1. My Divorce. When I left my husband, I did it with very little money. I knew that a divorce was eminent but hadn’t had enough time to squirrel away money. In the end I had to take a cash advance from my credit card to pay for an attorney. The final cost for my divorce was around $4500.
2. My Mental Health. After 6 years of being in a relationship that I didn’t want to be in, I found myself single. I was elated! I celebrated some in the beginning. I was so happy to be able to make decisions without debating. Every. Single. Thing. And. Always. Being. Told. I. Was. Wrong. My self esteem was wrecked due to the emotional abuse I had lived with and it took awhile for me to regain the strength I had prior to my marriage. I fed a lot of those emotions with impulse purchases, all charged on credit cards.
3. New Kids on the Block. We’ve heard a lot about my love for New Kids on the Block recently. They are certainly not budget friendly. They happened to reunite in 2008 just as my divorce was happening. Here I was, dealing with the most difficult thing I had ever had to deal with when something that once meant so much to me reappeared.

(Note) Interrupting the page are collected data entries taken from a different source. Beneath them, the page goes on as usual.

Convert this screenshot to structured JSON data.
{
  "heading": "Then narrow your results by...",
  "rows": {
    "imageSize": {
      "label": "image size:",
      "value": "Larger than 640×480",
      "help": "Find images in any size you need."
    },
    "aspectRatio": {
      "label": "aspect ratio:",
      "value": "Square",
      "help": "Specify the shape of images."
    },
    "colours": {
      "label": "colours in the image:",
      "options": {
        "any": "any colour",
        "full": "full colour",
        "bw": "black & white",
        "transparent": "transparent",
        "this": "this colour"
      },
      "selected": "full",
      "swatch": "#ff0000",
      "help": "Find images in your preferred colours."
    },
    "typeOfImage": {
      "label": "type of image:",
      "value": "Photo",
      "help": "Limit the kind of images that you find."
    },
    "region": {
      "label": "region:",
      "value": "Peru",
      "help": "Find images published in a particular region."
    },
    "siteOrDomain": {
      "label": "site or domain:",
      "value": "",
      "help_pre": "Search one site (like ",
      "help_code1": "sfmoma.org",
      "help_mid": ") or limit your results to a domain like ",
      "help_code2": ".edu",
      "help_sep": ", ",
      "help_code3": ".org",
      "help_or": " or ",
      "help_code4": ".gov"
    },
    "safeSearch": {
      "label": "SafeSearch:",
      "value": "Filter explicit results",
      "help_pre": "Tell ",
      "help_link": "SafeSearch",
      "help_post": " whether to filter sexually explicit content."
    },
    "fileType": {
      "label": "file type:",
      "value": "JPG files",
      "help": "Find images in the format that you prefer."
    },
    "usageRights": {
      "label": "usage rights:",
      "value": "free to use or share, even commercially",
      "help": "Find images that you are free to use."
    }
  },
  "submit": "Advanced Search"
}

The desire to fulfill childhood dreams was far too easy to give in to when I had credit cards on hand.
When I first heard the news that they were reuniting, I decided that I would be sitting in the front row no matter what money it cost me. This was due to a horrible experience as a teen when I was in the very last row at a HUGE stadium and couldn’t even tell who was who on the stage. I promised myself that I would make that right. It ended up costing me $500 to do so (ended up in the 3rd row but I got to meet them so that worked for me). The only problem was that I became addicted to seeing them and trying to meet them again. Within a month I traveled out of state two more times to see them and then many many times after that.
Those three things all meshed together to create the perfect financial storm for me. I was incapable of avoiding it.
I could have avoided it though, with proper financial education.
If I knew then what I know now, I would have been better prepared for impulses. I would have understood the danger of what I was doing and I would have thought about my future more.
I still don’t feel like I can handle another perfect storm but I’m working on it. At least now, I know what I should be doing and I’m thinking about it every day. A couple of years ago, I had my head buried in the sand while the storm was brewing just above me.
Did you have a perfect storm? Was it more of a series of smaller storms pelting you repeatedly? Can you pinpoint what caused your debt?